First, my apologies to followers who have been waiting for almost a year for another ‘occasional’ thought. I won’t burden you with the personal and professional reasons for the lull!
I confess to being rather surprised when the Ministry of Justice announced that it was undertaking a comprehensive review of the framework for legal services regulation. It is not that long since the Clementi Review (although I suppose that if a week is a long time in politics, nine years could be a very long time in legal services). But we are still in the implementation phase of the Legal Services Act, and just shy of two years since the arrival of alternative business structures. Surely too early?
Apparently not. Some of the front-line regulators have been vocal in calling for the abolition of the Legal Services Board (be careful what you wish for, say I). I have also argued before that the Act was built around some rather tenuous foundations (that is, the reserved legal activities), and some ABSs as well as the Legal Ombudsman have increasingly found these foundations to be inhibiting.
So, taking advantage of the Ministry’s invitation to make a submission, I put a few thoughts together. The full submission is available here.
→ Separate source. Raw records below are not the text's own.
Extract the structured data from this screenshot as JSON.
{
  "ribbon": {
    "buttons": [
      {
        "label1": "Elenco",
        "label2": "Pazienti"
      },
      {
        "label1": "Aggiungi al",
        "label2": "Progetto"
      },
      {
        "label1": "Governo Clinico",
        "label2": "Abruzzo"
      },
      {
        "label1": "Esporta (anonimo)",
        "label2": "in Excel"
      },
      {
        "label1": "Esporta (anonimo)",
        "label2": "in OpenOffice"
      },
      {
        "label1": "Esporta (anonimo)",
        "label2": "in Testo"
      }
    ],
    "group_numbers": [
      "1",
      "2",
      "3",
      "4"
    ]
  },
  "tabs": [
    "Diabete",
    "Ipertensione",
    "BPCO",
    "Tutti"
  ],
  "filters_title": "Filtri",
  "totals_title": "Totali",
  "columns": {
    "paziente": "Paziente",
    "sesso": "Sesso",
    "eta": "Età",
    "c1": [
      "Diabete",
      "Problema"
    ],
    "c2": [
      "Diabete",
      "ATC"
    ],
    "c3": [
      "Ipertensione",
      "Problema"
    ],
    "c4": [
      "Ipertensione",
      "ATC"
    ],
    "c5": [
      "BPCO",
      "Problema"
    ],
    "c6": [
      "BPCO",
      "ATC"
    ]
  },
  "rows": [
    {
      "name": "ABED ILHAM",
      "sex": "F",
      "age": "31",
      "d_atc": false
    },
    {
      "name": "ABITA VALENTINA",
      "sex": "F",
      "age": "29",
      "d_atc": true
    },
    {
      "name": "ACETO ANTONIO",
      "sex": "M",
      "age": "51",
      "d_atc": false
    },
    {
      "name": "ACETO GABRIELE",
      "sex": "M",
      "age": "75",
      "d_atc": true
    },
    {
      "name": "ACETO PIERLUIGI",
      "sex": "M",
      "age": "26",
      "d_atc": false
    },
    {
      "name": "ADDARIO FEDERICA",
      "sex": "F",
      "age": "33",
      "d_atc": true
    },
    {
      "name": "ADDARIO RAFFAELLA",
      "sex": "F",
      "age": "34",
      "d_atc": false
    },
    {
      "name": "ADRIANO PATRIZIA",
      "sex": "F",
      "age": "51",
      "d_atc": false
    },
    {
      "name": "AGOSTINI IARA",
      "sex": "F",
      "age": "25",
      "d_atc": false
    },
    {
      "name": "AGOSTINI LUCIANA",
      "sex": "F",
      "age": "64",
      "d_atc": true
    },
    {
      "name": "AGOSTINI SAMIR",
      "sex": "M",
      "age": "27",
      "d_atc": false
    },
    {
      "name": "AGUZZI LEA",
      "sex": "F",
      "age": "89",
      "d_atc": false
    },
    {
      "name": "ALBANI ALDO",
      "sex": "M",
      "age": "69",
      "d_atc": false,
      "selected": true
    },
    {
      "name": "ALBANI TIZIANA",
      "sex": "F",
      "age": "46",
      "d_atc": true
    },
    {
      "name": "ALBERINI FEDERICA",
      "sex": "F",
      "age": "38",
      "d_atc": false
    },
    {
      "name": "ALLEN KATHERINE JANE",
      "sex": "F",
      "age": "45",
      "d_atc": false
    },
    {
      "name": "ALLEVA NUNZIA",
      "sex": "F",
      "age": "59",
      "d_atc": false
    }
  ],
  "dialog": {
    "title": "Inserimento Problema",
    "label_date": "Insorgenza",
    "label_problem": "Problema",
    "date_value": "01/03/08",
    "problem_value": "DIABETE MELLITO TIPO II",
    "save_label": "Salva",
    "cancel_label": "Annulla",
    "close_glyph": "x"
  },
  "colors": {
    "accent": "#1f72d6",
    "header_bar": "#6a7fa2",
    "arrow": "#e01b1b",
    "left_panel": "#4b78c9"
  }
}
For those with a different constitution, my principal conclusions are as follows.
Concerns with the current regulatory framework
The current framework raises concerns in relation to:
- the centrality of illogical reserved legal activities
- the complexity of regulatory focus (on activities, individuals, entities and titles) and multiple regulators
- the ‘missionary zeal’ of regulators
- over-emphasis on market, competition and consumers
- inadequately resourced regulators.
Objectives for legal services regulation
For the future, there should be a hierarchy of regulatory objectives:
- an overriding objective of protecting and promoting the public interest
- the overriding objective should be supported by primary objectives (such as supporting the rule of law; protecting and supporting access to justice and the proper and effective administration of justice; and encouraging independent, strong and effective legal advice and representation)
- the overriding and primary objectives should be further supported by subordinate regulatory objectives (such as promoting and maintaining adherence to the professional principles, and enabling competition in the provision of legal services)
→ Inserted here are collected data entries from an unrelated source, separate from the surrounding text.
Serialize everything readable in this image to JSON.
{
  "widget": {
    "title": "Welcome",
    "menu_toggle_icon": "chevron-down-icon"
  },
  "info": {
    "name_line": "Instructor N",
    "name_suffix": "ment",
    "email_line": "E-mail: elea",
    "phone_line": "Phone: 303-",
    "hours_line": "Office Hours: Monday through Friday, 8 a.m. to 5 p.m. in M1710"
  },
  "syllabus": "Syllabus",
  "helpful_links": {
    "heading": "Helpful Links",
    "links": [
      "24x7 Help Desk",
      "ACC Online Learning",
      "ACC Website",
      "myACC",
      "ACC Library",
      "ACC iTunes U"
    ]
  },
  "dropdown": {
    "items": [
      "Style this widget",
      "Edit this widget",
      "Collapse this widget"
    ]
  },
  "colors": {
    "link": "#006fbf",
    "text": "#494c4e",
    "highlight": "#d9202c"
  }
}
- the need for certain of the current regulatory objectives might be questioned: protecting and promoting the interests of consumers (its functions and intentions are covered by other objectives); increasing public understanding of the citizen’s legal rights and duties (too broad and a multi-agency responsibility); and encouraging a diverse legal profession (too narrow and unnecessary if anti-discrimination laws are applied).
Principles to underpin further reform
Any further reform should be driven by the need to:
- achieve the regulatory objectives
- fully separate regulatory and representative functions
- match public expectations and the scope of regulation
- generate confidence in justice and legal services
- achieve an effective regulatory framework which results in simple, appropriate, proportionate, cost-effective and responsive regulation.
The scope and nature of future legal services regulation
Future foundations of legal services regulation should be based on:
- regulation only where it is in the public interest and either the alternatives to regulation are less effective or regulation provides additional protection
- a more coherent set of reserved legal activities
- addressing the current regulatory gap whereby non-reserved legal services provided by non-authorised persons cannot be subject to direct regulation.
A new approach to legal services regulation
A new approach to regulation could be founded on:
- an investigation of a revised set of reserved legal activities based on the need to secure public good or consumer protection (including legal activities connected to the administration of justice and due process, notarial activities, immigration advice and services, public law advice and services, conveyancing, intellectual property activities, will writing, probate and estate administration, insolvency practice, and claims management services)
- the regulation of all other ‘legal activities’, with access to the Legal Ombudsman
- the regulation of all providers of legal services, whether authorised or not
- one regulator only for each of the reserved legal activities
- a reassessment of how best to achieve consistency of policy and implementation, and improved cost-efficiency, across the regulation of legal services.
We all now await the Ministry’s processing of submissions and its reaction to the views expressed. Whoever thought legal services regulation could be so fascinating?